On top of new teachers, friends and classrooms, September is typically the month when a lot of sports start. So, add on sports assessments (just the word is stressful), new coaches, a new team that you have to get to know and all the unknowns of a new year…you have the perfect storm for many-a-panic-attack from your anxiety-filled children.
Even if your kids don’t have anxiety, I find September to be a little nerve-wracking. My daughter has butterflies for awhile in September and she’s the most easy-going, glittery gal I know.
So, while I agree routine is good. Getting into routine is hard. Come on, October. I’m waiting for you.

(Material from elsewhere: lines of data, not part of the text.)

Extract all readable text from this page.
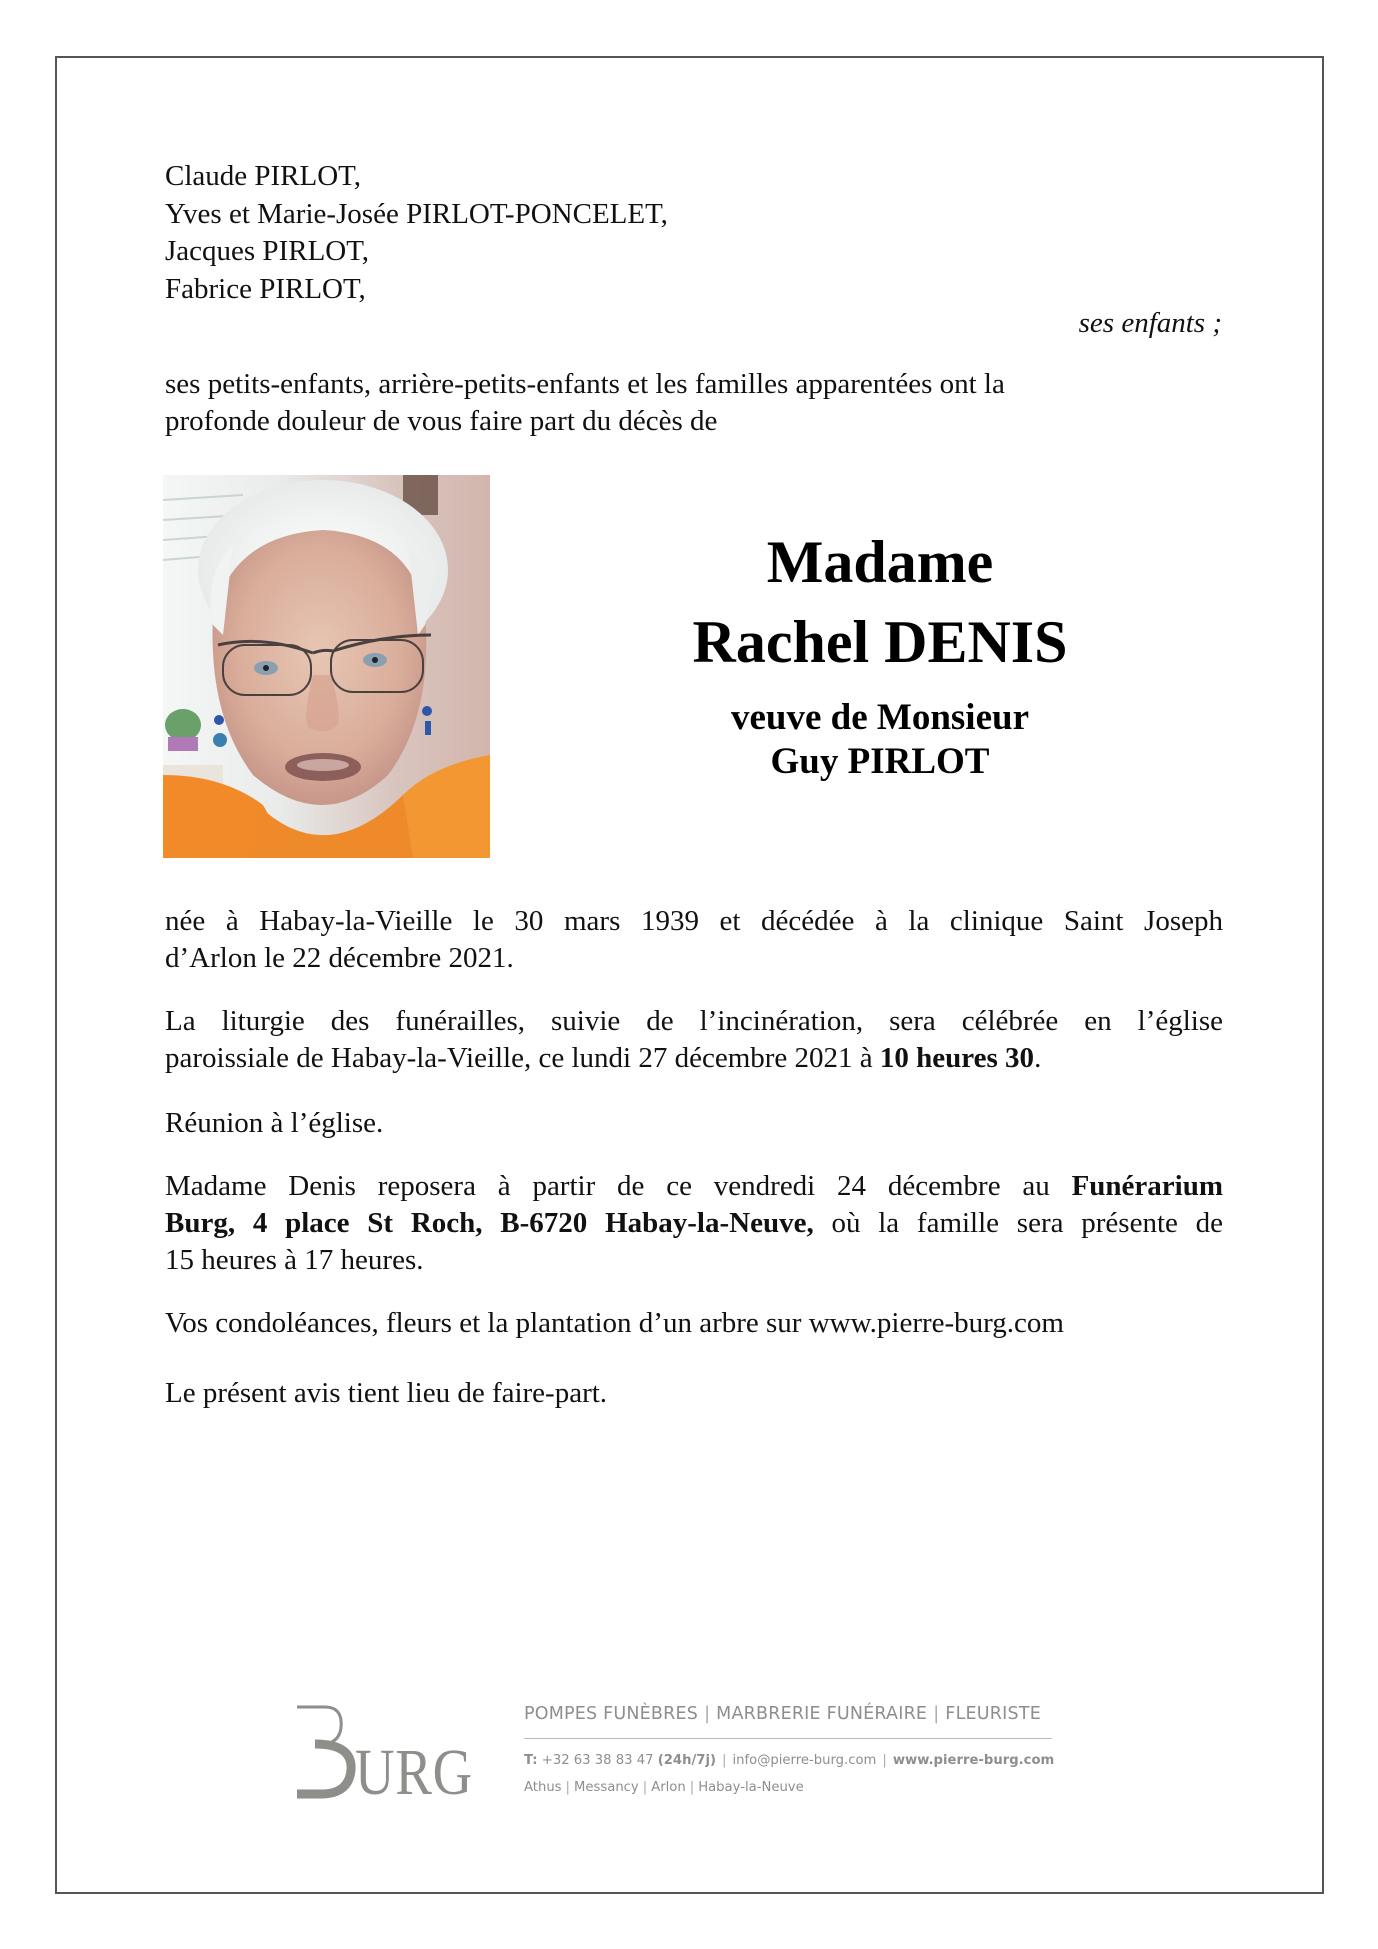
Claude PIRLOT,
Yves et Marie-Josée PIRLOT-PONCELET,
Jacques PIRLOT,
Fabrice PIRLOT,
ses enfants ;
ses petits-enfants, arrière-petits-enfants et les familles apparentées ont la
profonde douleur de vous faire part du décès de
Madame
Rachel DENIS
veuve de Monsieur
Guy PIRLOT
née à Habay-la-Vieille le 30 mars 1939 et décédée à la clinique Saint Joseph
d’Arlon le 22 décembre 2021.
La liturgie des funérailles, suivie de l’incinération, sera célébrée en l’église
paroissiale de Habay-la-Vieille, ce lundi 27 décembre 2021 à 10 heures 30.
Réunion à l’église.
Madame Denis reposera à partir de ce vendredi 24 décembre au Funérarium
Burg, 4 place St Roch, B-6720 Habay-la-Neuve, où la famille sera présente de
15 heures à 17 heures.
Vos condoléances, fleurs et la plantation d’un arbre sur www.pierre-burg.com
Le présent avis tient lieu de faire-part.
URG
POMPES FUNÈBRES | MARBRERIE FUNÉRAIRE | FLEURISTE
T: +32 63 38 83 47 (24h/7j) | info@pierre-burg.com | www.pierre-burg.com
Athus | Messancy | Arlon | Habay-la-Neuve
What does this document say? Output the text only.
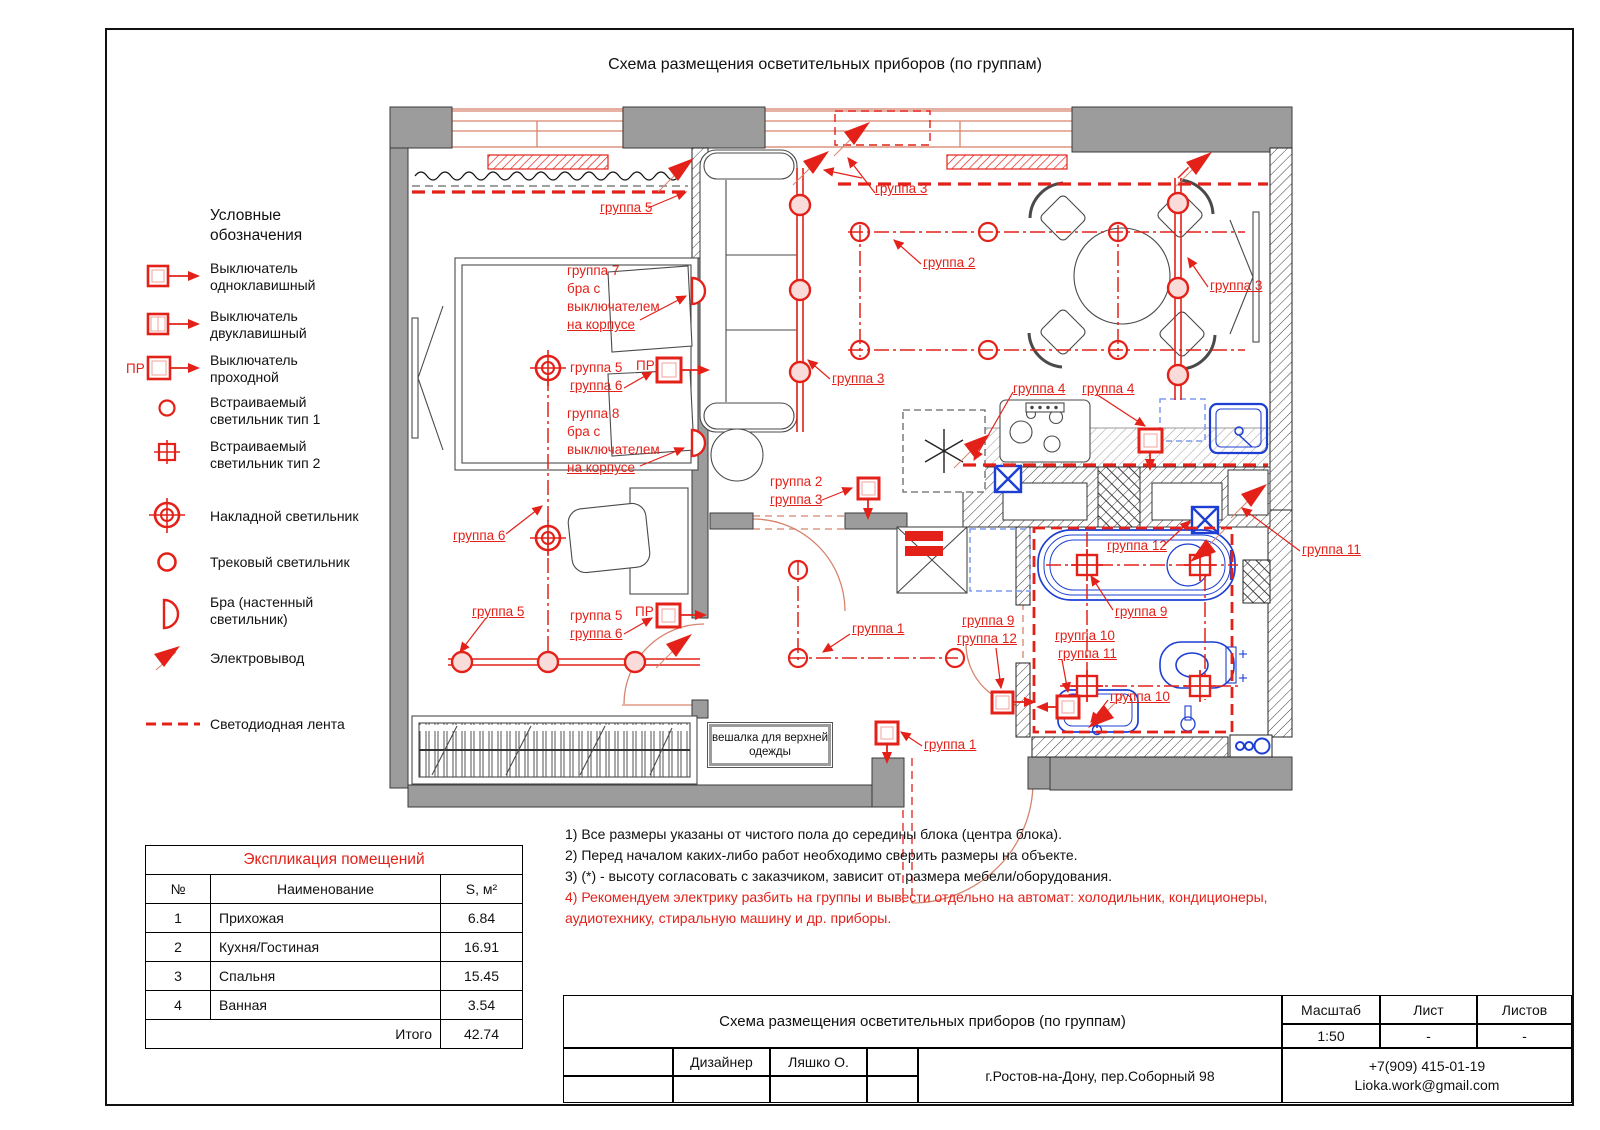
Схема размещения осветительных приборов (по группам)
группа 5
группа 7
бра с
выключателем
на корпусе
группа 5
группа 6
ПР
группа 8
бра с
выключателем
на корпусе
группа 6
группа 5	группа 5
группа 6
ПР
группа 3
группа 2
группа 3
группа 3
группа 4 группа 4
группа 2
группа 3
группа 12	группа 11
группа 9
группа 9
группа 12
группа 1	группа 10
группа 11
группа 10
группа 1
вешалка для верхней
одежды
Условные
обозначения
Выключатель
одноклавишный
Выключатель
двуклавишный
ПР
Выключатель
проходной
Встраиваемый
светильник тип 1
Встраиваемый
светильник тип 2
Накладной светильник
Трековый светильник
Бра (настенный
светильник)
Электровывод
Светодиодная лента
Экспликация помещений		
№	Наименование	S, м²
1	Прихожая	6.84
2	Кухня/Гостиная	16.91
3	Спальня	15.45
4	Ванная	3.54
Итого		42.74
1) Все размеры указаны от чистого пола до середины блока (центра блока).
2) Перед началом каких-либо работ необходимо сверить размеры на объекте.
3) (*) - высоту согласовать с заказчиком, зависит от размера мебели/оборудования.
4) Рекомендуем электрику разбить на группы и вывести отдельно на автомат: холодильник, кондиционеры,
аудиотехнику, стиральную машину и др. приборы.
Схема размещения осветительных приборов (по группам)
Масштаб	Лист	Листов
1:50	-	-
Дизайнер	Ляшко О.
г.Ростов-на-Дону, пер.Соборный 98
+7(909) 415-01-19
Lioka.work@gmail.com
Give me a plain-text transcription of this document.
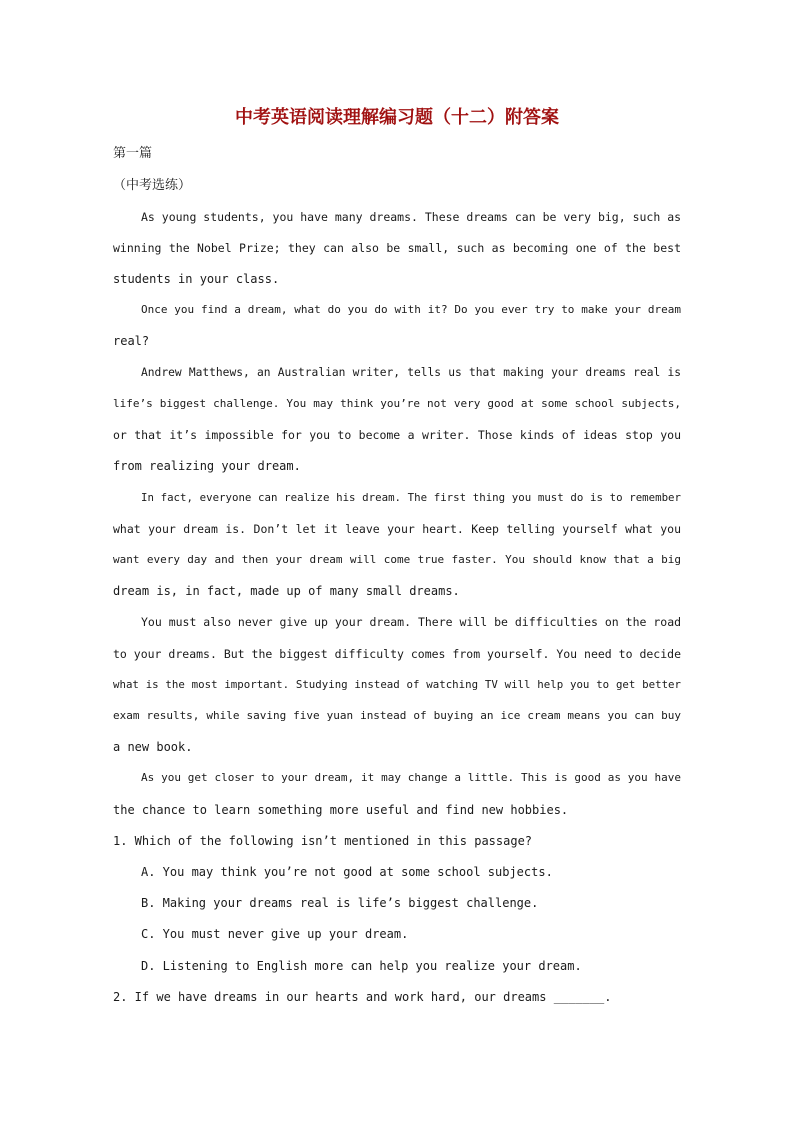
中考英语阅读理解编习题（十二）附答案
第一篇
（中考选练）
As young students, you have many dreams. These dreams can be very big, such as
winning the Nobel Prize; they can also be small, such as becoming one of the best
students in your class.
Once you find a dream, what do you do with it? Do you ever try to make your dream
real?
Andrew Matthews, an Australian writer, tells us that making your dreams real is
life’s biggest challenge. You may think you’re not very good at some school subjects,
or that it’s impossible for you to become a writer. Those kinds of ideas stop you
from realizing your dream.
In fact, everyone can realize his dream. The first thing you must do is to remember
what your dream is. Don’t let it leave your heart. Keep telling yourself what you
want every day and then your dream will come true faster. You should know that a big
dream is, in fact, made up of many small dreams.
You must also never give up your dream. There will be difficulties on the road
to your dreams. But the biggest difficulty comes from yourself. You need to decide
what is the most important. Studying instead of watching TV will help you to get better
exam results, while saving five yuan instead of buying an ice cream means you can buy
a new book.
As you get closer to your dream, it may change a little. This is good as you have
the chance to learn something more useful and find new hobbies.
1. Which of the following isn’t mentioned in this passage?
A. You may think you’re not good at some school subjects.
B. Making your dreams real is life’s biggest challenge.
C. You must never give up your dream.
D. Listening to English more can help you realize your dream.
2. If we have dreams in our hearts and work hard, our dreams _______.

Lunches, school forms, homework…oh my!
Have you all forgotten about making lunches? It’s only mid-September and I already want to throw a potato and a Ritz cracker in their lunches and call it a day. I can’t be the only one.
School forms, sports forms and forms for things I didn’t even know I needed to have a form for have landed on my kitchen table and mock me every day. My hand is cramped and I’m sure I have carpal tunnel from all the form-filling-out. Stupid forms.
And last but not least, let’s not forget the joy that is homework. I love the homework battle, it’s my favorite – said no Mom ever. The last thing my kid wants to do is do more school after being in school. So yeah, that’s fun.
AND…how could I forget?! HOME READING. ERMERGHERD. NOOOOOOOOOOOO! And hey…I know the importance of reading. I do. I love that my kids read. I’m an avid reader myself. But I’m that Mom that really doesn’t like getting read to. My patience is thin at the end of the day. The sounding out, the losing their spot, the finger-pointing. Did I mention the sounding out…of the SAME WORD…over and over again…well…
*deep breathing*
So, I say to you, September – GO SUCK AN EGG. I do not like you. I like you only because you’re beautiful (weather-wise) AND my Mama was born in your month (her parents were also perverts like all of you…go Grandma and Grandpa?!). Otherwise…I seriously cannot wait for October. Bring on the pumpkins, falling leaves and ACTUAL routine.
October – you cannot come soon enough!